A ideia de falar a respeito deste tema surgiu alguns dias atrás quando, após assistir a um comercial do filme O Orfanato da Srta. Peregrine para Crianças Peculiares e pesquisar a respeito do livro, que o originou, descobri que a história se passa em Gales, na Inglaterra e o escritor é natural de Miami.

O que tem de errado? Você pode perguntar.

Nada, na verdade. O problema é quando você vê o mesmo mercado, seja na voz dos críticos, dos leitores ou dos editores comentarem o que quase se tornou uma regra, de toda obra nacional de ficção só é aceita quando fala ou acontece no Brasil.

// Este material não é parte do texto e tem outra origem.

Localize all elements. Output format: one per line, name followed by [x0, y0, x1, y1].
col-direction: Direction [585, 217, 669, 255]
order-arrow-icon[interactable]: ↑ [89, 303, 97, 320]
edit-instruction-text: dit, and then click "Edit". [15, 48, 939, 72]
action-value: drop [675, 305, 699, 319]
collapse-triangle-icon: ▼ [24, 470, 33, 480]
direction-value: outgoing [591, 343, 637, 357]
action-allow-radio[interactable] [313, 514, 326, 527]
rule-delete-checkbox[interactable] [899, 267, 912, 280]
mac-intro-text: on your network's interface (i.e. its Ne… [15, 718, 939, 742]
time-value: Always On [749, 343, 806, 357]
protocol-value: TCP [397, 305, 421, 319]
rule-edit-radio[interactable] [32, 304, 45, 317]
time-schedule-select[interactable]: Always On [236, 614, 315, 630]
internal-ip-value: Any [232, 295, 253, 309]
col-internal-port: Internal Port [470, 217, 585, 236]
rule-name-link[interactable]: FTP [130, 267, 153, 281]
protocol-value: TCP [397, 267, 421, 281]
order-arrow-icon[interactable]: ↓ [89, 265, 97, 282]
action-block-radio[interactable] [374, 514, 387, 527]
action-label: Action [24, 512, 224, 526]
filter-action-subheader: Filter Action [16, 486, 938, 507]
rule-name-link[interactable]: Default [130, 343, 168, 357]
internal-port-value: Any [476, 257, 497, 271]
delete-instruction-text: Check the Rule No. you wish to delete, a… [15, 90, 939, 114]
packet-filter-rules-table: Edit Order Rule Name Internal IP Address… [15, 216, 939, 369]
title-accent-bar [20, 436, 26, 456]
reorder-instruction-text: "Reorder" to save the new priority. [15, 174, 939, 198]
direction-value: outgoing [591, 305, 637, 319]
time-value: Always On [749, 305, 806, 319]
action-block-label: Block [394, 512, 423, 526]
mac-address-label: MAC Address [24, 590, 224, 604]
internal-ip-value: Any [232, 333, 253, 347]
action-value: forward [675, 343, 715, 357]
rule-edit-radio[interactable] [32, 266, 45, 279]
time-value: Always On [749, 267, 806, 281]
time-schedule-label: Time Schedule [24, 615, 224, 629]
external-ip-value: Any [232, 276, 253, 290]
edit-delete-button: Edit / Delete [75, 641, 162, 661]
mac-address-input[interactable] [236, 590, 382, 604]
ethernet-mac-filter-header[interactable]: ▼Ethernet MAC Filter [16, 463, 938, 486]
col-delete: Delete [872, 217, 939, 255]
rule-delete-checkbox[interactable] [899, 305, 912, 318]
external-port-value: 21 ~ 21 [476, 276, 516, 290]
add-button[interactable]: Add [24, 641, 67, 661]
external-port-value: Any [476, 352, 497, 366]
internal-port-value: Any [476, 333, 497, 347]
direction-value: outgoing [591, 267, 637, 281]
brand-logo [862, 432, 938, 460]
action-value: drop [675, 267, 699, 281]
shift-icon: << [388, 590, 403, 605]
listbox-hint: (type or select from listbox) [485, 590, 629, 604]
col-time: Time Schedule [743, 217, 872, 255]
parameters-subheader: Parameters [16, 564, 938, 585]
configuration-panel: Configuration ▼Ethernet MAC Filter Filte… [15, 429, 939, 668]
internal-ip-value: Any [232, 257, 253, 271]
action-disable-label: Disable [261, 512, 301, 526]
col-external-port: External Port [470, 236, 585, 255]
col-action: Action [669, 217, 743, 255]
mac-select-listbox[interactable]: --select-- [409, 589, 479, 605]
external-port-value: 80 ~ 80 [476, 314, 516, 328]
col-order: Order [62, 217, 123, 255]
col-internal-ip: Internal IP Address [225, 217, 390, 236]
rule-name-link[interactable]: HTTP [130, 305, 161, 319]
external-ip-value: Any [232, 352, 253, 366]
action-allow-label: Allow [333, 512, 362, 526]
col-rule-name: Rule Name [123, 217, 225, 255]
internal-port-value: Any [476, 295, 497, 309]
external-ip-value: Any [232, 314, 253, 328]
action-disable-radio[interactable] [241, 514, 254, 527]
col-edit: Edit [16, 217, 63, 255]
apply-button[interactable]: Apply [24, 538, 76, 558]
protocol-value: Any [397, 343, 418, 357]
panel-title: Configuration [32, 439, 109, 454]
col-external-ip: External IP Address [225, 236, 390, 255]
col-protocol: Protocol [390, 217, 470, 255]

Quer dizer, eu entendo e até concordo com o Tolstoi (para quem não conhece Leon, ou Liev Tolstoi foi um dos grandes mestres da literatura russa do século XIX. Suas obras mais famosas são Anna Karenina e Guerra e Paz) quando ele comenta que “Se queres ser universal, começa por pintar a tua aldeia” ou “Fale de sua aldeia e estará falando do mundo”, mas o mesmo não deveria ser comentado a respeito dos demais “lados” do mercado? Quer dizer o editor não deveria estar publicando “sobre sua aldeia” e o leitor não deveria estar lendo a respeito dela? 

Que regra é essa que um escritor que nasce nos Estados Unidos não precisa falar dos Estados Unidos, mas que um autor brasileiro precisa falar do Brasil?  

Quer dizer, eu até compreendo se realmente houvesse algum empreendedorismo das editoras de tentar vender as obras nacionais no exterior. A maioria dos escritores com quem converso a respeito, reclama que suas editoras, algumas grandes inclusive, nem fazem o marketing e a propaganda para vender a obra no nosso mercado, quanto mais no exterior!

Eu entendo que quando você lê uma história que acontece em seu país ou sua cidade exista uma identificação com o ambiente. Acho, inclusive, isso algo excelente! O problema quando falamos de best-sellers é: quantos leitores são efetivamente do país, ou ainda, da cidade onde a história acontece?

Inclusive, ao mostrar sua visão do exterior a obra não estaria apresentando uma visão relativa de sua aldeia em relação ao mundo?

Eu me recordo, inclusive, que o escritor Belga, Herge, criador do Tintim, escreveu histórias que aconteciam em todo o mundo, não só na Bélgica. 

Ou seja, tudo bem um autor internacional que cresceu na Flórida e reside em Los Angeles (Ransom Riggs) escrever uma história que acontece no País de Gales (O Orfanato da Srta. Peregrine para Crianças Peculiares), ou um inglês (Neil Gaiman) escrever uma que acontece nos Estados Unidos (Deuses Americanos), mas não um brasileiro cuja obra aconteça nos EUA ou na Europa?

Agora só falta dizerem que uma autora inglesa como J.K. Rowling não pode citar a cultura dos nativo-americanos porque isso seria “apropriação cultural”.

Ou seja, ao invés de atrapalhar a liberdade e a criatividade dos escritores, vamos sim buscar ajudá-los, ler seus livros, exigindo sim boas histórias de qualidade, pois só assim criaremos um mercado literário/editorial brasileiro sólido e efetivo.